Merkle Trees

In our last lesson, we looked at cryptographic hash functions and attacks against them. Cryptographic hash functions are used in almost every protocol that guarantees integrity and authentication. But in a blockchain setting, one of their most important applications is in Merkle trees.

From the original patent on Merkle trees.

Merkle trees were invented by Ralph Merkle, one of the forefathers of modern cryptography. Though he patented the Merkle tree in 1982, the patent on them has long expired. Merkle trees are used widely in many applications, including Git, BitTorrent, ZFS, the Certificate Transparency framework, and of course, pretty much every cryptocurrency.

Let's walk through a simple example of how we might use a Merkle tree in an application.

Building up a Merkle tree

Say we're designing a file sharing protocol. We'll assume the files we're sharing are large—say, Linux distros.

In this protocol, once a user finishes downloading a file, they need to somehow verify it wasn't corrupted in transit. TCP itself can correct most random errors, but even so, corruption errors are common when dealing with files of this size. How can we ensure integrity at the application layer?

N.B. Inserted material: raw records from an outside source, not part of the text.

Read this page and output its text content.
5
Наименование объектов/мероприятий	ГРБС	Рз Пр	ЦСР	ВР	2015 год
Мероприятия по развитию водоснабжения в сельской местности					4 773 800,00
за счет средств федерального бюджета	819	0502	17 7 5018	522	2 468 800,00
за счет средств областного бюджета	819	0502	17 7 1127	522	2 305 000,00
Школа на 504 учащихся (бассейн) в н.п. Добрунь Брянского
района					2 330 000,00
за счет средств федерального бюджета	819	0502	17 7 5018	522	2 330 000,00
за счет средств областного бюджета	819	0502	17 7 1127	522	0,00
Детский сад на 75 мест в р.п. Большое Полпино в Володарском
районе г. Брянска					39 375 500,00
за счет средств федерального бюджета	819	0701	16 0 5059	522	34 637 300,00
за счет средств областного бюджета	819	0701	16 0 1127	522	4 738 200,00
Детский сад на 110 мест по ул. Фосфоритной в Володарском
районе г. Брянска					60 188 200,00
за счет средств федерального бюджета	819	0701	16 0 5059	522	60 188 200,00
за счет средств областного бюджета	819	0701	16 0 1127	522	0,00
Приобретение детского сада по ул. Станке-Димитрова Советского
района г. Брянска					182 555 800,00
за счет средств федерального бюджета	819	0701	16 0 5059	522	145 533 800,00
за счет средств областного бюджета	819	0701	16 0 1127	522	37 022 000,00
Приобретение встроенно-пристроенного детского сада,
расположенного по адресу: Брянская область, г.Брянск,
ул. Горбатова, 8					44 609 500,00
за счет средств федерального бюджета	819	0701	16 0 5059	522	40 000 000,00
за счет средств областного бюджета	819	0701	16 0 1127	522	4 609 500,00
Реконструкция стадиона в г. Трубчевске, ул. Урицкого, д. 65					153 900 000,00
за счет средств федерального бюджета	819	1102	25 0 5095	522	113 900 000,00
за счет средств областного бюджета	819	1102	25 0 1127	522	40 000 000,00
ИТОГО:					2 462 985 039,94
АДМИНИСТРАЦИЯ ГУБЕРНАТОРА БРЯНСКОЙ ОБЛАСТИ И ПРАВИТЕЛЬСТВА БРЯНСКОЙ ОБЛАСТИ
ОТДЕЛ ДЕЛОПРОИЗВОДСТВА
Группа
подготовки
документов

Here's an idea: let's ship a cryptographic hash alongside the Linux ISO. That way, after the user is done downloading the ISO, they can hash it and check if the digests match. Hashing is pretty fast—even on a single core you can hash hundreds of megabytes per second.

The Linux distro is now shipped alongside its hash.

But what if the hashes don't match? How do you know where the error in the file was?

Actually, you have no way of knowing where the error was. You have to throw out all of the 2GB and restart the download, hoping this time the corruption doesn't happen. This seems like a lousy solution.

Here's an idea: what if we break up the data into blocks and ship hashes for each block?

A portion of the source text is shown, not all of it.